I wholeheartedly agree, which is why I proposed this change. Operator precedence is something that I just can't remember naturally (like many other dichotomies); for me, unparenthesized expressions like these make the code harder to read (or trust).

Still, I also think one should not enforce too many Wikimedia-specific house rules to make it as easy as possible for other open-source projects to contribute.

I don't think this is quite Wikimedia-specific, though. In fact, this sniff was accepted in upstream codesniffer. As another example, the PHP Inspections (EA Extended) plugin for PHPStorm also highlights unparenthesized expressions mixing && and || by default, with the maximum error severity. Again, these are obviously just examples, but it's just to say, I don't think it would be just Wikimedia.

@Daimona, while risking getting a bit off-topic, let me add one more comment: I think it would be better to adopt well-established rules instead of switching on or off inspections on a case-by-case basis. For example, if you have reserved one hour a week to work on Wikimedia-related activities, spending half an hour dealing with this new rule is quite a significant investment of time. Maybe I also overestimate the impact of that change. So maybe a good practice would be to accept all sniffs from the upstream code-sniffer and lower the warning level for the new rules that create problems. The change https://gerrit.wikimedia.org/r/c/mediawiki/tools/codesniffer/+/1008057 suggests that we act on a case-by-case basis and also I could not find in the documentation what upstream sniffer ideas we follow.
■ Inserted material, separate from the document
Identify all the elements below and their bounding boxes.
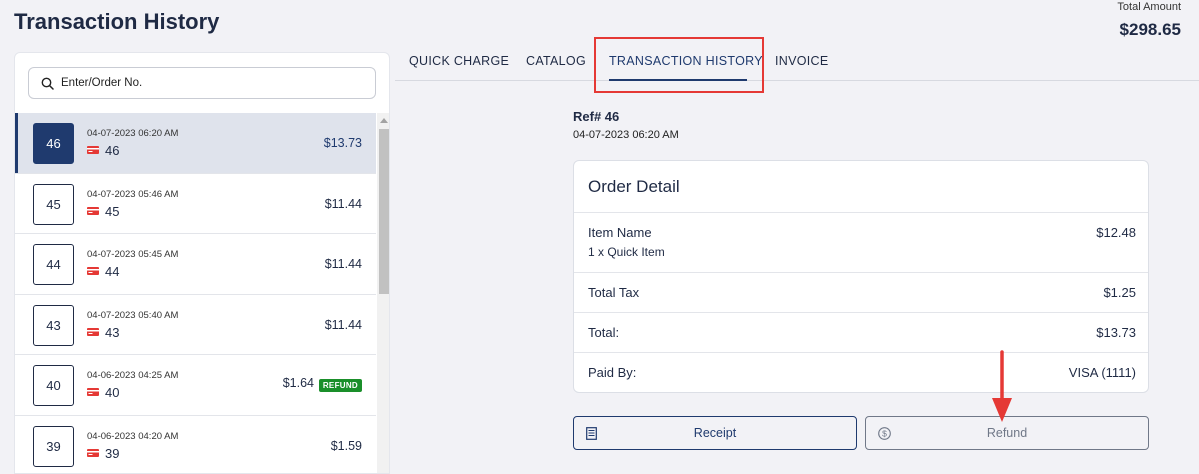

@Daimona, while risking getting a bit off-topic, let me add one more comment: I think it would be better to adopt well-established rules instead of switching on or off inspections on a case-by-case basis.

Adhering to an existing coding standard (like PSR-12) might be a noble goal, but I'm sure there would be many issues with it and it's probably not going to happen... OTOH, given the size (and prominence in the PHP world) of MediaWiki, I think a custom coding standard is not unreasonable. The concept shouldn't be new if someone is familiar with WordPress Coding Standards, or Slevomat Coding Standard, or Magento Coding Standard, or CakePHP Code Sniffer, to name some of the most used dependents of PHPCS.

For example, if you have reserved one hour a week to work on Wikimedia-related activities, spending half an hour dealing with this new rule is quite a significant investment of time. Maybe I also overestimate the impact of that change.

The way we mitigate that is to always provide an autofixer when possible, and upstream does the same. Ideally, a developer could write the code in whatever coding style they prefer, and then run PHPCBF so that it gets autofixed to comply with the MW standards[1]. Clearly, this isn't a viable option if someone spends a lot of time on MW, in which case it would probably just be easier to get used to the MW coding standards, but it should be fine for an occasional contributor. Certain rules can also be excluded (or included) for individual code bases, if the maintainers wish to, although that comes at the price of being (potentially only slightly) inconsistent with the overarching MW standards.


[1] - Note, this doesn't work for everything, but it can get pretty close.

Thank you. I am convinced eventually, and I tend to run composer fix before each commit :-) Maybe the documentation could be reordered according to the structure of the PSR-12. Even if we have another convention for some aspects like 2.4, use tabs, not spaces.